We returned to Aberdeen with 6 of the choir. In the morning we drove to the Vat to perform our piece. It was a cool, damp but bright morning and we were fortunate to have the Vat to ourselves for most of our visit. Even though the choir are seasoned performers, it was good to have unbroken concentration. Our only onlookers appeared as we were warming up but they thought better of staying to watch and disappeared up the gorge. In spite of the difficult acoustic with the waterfall thundering behind it was great for the choir to experience what they had been singing about in rehearsals. We had to cut and run to make it back to Woodend Barn in time for soundcheck .
We loved the space and the floor so much that half of us performed bare foot. Such a treat! The sound in the space was perfectly managed by Simon leaving us to concentrate on the space and the sound.
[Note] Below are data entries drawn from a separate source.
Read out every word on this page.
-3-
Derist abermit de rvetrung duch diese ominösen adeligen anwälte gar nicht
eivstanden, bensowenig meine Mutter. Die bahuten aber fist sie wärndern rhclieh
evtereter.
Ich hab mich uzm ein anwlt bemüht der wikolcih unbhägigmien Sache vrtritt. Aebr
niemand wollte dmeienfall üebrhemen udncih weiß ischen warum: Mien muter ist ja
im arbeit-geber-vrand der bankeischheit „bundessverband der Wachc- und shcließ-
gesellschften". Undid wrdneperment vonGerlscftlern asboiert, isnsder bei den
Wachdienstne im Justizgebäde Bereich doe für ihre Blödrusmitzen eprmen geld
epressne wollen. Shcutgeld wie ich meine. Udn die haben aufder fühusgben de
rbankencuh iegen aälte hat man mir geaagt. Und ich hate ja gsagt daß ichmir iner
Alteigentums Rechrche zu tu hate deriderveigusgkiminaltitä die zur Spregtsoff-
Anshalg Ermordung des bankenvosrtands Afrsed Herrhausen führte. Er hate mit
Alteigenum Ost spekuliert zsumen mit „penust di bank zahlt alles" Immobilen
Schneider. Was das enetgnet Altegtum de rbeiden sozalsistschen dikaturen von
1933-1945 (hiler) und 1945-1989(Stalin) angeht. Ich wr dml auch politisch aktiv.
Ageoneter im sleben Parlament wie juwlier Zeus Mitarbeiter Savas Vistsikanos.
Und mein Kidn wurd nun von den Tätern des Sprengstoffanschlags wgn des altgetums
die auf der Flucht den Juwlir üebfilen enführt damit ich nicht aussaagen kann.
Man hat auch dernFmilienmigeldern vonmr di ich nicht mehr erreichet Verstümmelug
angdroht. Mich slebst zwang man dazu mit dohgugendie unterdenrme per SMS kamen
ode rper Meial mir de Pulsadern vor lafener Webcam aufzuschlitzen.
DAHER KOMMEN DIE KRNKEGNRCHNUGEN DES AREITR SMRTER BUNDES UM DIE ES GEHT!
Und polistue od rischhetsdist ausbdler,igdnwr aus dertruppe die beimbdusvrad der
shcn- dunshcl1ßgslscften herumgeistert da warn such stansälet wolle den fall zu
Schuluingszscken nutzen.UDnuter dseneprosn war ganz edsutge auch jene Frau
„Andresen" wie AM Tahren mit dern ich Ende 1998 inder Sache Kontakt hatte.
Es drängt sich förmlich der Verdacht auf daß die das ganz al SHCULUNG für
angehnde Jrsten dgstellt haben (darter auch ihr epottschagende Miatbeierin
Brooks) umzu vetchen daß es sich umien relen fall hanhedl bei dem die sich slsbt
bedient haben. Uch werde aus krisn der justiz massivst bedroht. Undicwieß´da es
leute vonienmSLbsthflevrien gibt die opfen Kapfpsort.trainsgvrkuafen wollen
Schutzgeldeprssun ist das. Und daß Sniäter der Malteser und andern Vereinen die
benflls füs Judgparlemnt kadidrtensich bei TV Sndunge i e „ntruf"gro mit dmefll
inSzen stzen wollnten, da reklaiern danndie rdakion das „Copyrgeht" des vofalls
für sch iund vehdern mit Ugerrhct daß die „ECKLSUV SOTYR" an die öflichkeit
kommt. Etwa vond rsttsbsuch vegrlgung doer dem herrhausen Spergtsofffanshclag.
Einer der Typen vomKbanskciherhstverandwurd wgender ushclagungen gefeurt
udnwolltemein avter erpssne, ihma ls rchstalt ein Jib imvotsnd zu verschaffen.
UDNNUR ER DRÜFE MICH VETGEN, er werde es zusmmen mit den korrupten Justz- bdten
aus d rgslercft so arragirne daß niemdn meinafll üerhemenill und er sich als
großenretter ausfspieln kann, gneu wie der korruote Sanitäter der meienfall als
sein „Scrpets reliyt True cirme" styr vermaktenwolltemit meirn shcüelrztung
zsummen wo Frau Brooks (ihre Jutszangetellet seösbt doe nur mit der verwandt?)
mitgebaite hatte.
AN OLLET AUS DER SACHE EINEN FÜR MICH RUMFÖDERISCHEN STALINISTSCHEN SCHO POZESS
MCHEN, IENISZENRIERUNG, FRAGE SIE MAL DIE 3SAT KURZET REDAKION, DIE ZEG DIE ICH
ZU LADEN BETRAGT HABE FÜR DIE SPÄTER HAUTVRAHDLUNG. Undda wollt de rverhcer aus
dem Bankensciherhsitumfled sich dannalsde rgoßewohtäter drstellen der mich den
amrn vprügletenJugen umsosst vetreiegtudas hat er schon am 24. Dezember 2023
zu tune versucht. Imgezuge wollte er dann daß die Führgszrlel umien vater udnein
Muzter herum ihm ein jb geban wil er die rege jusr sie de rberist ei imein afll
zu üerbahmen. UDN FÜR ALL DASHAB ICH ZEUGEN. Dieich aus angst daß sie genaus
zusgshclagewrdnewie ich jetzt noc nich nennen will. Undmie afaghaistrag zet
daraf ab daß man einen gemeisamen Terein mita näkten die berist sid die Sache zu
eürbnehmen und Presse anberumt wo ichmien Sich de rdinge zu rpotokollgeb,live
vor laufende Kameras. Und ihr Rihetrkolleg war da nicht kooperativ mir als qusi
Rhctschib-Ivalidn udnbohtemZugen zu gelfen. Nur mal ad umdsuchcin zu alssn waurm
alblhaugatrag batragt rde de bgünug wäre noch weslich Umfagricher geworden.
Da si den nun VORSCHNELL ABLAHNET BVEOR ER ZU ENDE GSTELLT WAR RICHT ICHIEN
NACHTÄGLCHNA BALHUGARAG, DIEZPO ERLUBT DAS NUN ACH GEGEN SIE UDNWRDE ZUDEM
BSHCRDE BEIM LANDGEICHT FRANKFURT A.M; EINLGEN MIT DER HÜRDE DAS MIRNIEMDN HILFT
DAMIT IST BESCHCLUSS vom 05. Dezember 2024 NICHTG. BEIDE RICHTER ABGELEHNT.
We decided to perform in the round and invite the audience to move around the space.
It felt strange to be performing a Sunday matinee performance and it felt so quiet that during the sound check we almost expected there to be no one there for the performance but the audience did indeed come. The afternoon’s performances kicked off with choreographer Hayley Durward’s piece – a high energy performance which rolled across the space conjuring up the North sea breakers on the Aberdeenshire coast and after all the other amazing performances we had witnessed over the weekend we were slightly apprehensive about how the work would be received but we needn’t have worried. We asked the audience to leave their seats and join us on the floor. We had intended the whole work to last for about 30 min and we had taken pains to create space in the piece. As we were performing it felt like we were speeding through the movements so it was therefore a surprise to find that that we had paced ourselves very well through the work. It seemed like a long way to travel to perform a short performance but from the reaction we received, the generosity of the Woodend Barn and how much the choir enjoyed the excursion we would do it all again.
We would like to perform the work again and we are hoping to arrange a performance in Newcastle alongside Chris’ video work.